Actually it was the greeting cards that attracted us to Cazals — we were picking up the last of our order of Christmas cards from Kim, an Englishwoman who sells greeting cards as well as cosmetics. Once we’d made our pick-up, my wife went on to buy a chunk of smoked ham and a large butternut squash for soup, and then we visited a couple of shops around the square.
By 12:15, we were ready for lunch, so we headed to Auberge de la Place, and had a thoroughly pleasant meal, accompanied by a 50-cl bottle of Pomerol that I thought was excellent.
And then it was back to Daglan, along a lovely back-country route that we’ve travelled many times, on our bikes as well as by car, past Campagnac-lès-Quercy. Just before we reached Campagnac, we saw this completely ruined house, with only the pigeonnier standing.
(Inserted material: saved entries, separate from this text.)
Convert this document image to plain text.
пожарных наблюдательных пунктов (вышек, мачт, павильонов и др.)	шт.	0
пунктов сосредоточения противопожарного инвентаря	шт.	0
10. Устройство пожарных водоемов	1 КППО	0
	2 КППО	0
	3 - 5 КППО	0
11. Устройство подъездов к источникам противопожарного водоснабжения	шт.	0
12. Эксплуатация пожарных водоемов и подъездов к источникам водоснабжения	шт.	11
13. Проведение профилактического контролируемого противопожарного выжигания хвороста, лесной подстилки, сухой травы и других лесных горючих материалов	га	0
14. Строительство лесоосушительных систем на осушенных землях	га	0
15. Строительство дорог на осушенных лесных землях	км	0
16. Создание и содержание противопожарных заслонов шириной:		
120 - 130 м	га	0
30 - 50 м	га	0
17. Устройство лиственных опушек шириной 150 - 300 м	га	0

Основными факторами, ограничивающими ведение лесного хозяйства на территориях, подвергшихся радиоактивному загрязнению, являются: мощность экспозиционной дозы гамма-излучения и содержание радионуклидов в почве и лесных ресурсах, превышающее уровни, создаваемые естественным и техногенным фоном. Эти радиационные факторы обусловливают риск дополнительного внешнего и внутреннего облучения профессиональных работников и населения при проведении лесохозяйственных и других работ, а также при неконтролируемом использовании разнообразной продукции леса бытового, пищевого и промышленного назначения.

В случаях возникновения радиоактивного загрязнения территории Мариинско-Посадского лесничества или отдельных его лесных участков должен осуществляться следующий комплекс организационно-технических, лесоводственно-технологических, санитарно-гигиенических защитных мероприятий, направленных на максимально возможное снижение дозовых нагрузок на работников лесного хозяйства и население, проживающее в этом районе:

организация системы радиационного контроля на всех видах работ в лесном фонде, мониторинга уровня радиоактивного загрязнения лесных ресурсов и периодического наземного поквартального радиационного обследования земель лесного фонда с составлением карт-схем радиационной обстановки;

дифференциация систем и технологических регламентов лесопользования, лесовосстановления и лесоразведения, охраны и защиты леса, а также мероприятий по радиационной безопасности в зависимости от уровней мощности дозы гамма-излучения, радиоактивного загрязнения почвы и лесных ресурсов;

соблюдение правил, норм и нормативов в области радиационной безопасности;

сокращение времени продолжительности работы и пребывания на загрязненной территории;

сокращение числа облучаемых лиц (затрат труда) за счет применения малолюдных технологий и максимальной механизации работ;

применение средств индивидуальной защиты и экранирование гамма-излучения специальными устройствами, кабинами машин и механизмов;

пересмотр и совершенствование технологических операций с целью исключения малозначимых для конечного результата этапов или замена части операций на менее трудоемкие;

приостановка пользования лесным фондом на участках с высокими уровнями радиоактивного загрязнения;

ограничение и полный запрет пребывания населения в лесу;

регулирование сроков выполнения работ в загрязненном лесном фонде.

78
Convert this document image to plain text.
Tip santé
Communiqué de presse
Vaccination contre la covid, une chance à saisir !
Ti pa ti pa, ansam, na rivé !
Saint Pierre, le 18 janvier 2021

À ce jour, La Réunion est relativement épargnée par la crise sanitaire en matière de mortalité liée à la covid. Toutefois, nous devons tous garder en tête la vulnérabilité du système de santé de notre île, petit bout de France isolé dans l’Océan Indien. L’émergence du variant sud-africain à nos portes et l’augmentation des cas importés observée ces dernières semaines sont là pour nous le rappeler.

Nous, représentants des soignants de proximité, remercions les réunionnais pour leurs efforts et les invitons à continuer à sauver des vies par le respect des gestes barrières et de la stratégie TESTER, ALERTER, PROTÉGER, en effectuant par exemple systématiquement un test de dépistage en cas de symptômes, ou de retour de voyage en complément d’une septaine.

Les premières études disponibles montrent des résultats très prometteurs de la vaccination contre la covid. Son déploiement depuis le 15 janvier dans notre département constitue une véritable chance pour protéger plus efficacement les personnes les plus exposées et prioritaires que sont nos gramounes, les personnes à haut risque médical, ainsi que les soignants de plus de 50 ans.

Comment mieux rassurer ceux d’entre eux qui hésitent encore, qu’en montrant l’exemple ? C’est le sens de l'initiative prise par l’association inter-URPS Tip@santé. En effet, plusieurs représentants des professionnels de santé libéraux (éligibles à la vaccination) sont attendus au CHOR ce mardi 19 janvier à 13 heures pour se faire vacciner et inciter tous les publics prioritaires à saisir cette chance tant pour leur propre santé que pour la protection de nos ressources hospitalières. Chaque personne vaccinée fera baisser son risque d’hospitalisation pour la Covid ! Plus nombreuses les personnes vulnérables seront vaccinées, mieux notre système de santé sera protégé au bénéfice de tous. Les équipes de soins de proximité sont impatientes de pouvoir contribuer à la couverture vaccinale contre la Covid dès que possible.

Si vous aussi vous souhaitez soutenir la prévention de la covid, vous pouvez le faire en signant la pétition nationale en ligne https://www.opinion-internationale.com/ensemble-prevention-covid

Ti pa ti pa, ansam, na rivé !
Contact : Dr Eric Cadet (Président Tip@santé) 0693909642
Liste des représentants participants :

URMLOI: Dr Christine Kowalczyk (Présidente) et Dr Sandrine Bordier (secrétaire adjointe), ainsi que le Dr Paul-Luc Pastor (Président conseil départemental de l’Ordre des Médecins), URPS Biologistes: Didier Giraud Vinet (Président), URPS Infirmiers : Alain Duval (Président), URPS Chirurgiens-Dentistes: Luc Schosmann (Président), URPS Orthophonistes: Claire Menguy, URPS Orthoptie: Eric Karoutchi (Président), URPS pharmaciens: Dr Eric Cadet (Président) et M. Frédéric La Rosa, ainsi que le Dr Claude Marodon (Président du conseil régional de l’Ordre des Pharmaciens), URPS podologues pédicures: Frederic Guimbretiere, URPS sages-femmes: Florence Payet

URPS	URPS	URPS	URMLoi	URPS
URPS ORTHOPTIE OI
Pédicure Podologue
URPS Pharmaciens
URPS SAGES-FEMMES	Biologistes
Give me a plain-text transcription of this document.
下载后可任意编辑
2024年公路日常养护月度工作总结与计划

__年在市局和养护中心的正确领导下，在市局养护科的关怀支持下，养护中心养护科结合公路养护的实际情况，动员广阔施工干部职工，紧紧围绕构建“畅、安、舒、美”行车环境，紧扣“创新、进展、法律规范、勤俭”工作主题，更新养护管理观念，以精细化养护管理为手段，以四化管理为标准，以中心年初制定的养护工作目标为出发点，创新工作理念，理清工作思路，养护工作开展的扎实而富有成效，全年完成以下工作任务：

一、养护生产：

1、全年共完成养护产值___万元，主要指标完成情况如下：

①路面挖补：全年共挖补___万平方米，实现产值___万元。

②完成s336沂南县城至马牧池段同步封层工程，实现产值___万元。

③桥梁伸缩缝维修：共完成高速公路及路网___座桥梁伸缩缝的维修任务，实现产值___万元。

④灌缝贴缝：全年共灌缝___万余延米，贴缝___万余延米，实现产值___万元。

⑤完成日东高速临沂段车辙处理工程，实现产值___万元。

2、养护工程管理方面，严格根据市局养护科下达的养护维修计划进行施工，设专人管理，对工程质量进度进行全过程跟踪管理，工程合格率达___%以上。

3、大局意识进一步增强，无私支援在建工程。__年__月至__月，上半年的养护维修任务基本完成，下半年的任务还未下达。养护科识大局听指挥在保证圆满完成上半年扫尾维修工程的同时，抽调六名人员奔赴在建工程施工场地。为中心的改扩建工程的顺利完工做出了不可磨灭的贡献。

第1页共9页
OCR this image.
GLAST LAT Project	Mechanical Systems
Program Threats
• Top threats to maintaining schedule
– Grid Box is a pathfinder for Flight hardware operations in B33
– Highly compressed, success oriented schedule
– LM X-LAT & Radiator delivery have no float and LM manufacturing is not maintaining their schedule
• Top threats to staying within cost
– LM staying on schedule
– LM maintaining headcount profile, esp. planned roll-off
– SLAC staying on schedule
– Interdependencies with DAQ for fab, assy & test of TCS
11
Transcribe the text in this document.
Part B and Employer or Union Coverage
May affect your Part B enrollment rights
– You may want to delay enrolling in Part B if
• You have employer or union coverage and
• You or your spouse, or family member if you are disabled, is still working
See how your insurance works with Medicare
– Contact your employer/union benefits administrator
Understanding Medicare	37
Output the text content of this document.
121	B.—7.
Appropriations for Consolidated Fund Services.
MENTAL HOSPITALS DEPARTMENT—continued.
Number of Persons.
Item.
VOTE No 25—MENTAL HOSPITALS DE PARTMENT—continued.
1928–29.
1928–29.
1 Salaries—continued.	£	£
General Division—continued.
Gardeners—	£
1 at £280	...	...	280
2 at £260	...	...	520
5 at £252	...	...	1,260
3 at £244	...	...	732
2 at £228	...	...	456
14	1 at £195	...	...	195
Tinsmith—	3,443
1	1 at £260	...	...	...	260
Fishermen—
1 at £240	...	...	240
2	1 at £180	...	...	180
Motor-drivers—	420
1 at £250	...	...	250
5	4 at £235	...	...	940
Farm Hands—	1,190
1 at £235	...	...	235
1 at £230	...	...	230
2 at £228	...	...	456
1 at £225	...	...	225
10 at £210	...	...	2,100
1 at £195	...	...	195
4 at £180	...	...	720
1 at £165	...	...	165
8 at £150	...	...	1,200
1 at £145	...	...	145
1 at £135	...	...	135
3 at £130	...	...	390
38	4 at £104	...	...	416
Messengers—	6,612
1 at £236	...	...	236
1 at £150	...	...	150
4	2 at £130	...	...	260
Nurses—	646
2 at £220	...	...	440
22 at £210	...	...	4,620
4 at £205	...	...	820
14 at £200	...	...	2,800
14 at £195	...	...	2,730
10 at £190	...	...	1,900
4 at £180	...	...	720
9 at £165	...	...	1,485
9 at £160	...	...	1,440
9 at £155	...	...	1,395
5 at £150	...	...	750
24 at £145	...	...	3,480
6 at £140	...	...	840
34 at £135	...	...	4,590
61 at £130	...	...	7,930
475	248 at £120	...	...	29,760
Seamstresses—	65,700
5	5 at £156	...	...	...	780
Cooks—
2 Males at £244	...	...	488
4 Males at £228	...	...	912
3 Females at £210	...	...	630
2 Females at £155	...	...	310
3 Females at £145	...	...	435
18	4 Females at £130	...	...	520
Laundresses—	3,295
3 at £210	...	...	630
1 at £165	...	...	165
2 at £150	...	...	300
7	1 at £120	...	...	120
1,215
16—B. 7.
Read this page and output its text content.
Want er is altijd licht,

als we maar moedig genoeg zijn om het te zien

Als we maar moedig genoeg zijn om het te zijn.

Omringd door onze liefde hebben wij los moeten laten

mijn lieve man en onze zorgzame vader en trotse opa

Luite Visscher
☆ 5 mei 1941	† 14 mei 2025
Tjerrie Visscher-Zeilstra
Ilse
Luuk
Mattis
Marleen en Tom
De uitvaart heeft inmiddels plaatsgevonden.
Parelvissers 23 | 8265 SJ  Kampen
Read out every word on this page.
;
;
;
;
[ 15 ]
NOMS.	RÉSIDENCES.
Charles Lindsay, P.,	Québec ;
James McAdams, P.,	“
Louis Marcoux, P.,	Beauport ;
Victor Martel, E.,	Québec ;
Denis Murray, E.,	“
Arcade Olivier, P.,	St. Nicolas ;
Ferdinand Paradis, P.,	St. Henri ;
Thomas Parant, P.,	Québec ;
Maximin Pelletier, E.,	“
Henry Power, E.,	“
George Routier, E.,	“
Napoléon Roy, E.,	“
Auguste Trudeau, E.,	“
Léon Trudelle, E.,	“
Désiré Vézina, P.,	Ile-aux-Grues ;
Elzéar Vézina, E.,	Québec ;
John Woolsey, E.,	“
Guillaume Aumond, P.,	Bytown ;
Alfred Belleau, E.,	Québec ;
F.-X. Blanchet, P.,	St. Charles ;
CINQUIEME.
Then we pressed on, because we were determined to finish hanging our framed art, which had arrived from Toronto with the remainder of our goods — including enough clothes to last for the next 14 years — back on November 5. And I’m happy to report that the job is done. A loyal reader, one Doc Jan, may be pleased to know that on the way up the stairs to our new room, where I write this blog, we’ve placed her framed photo of a door in San Gimignano, Italy — taken in September 1997, on the trip that led to the birth of the Wild Forest Pig Contrada. But hey — that’s a whole other story.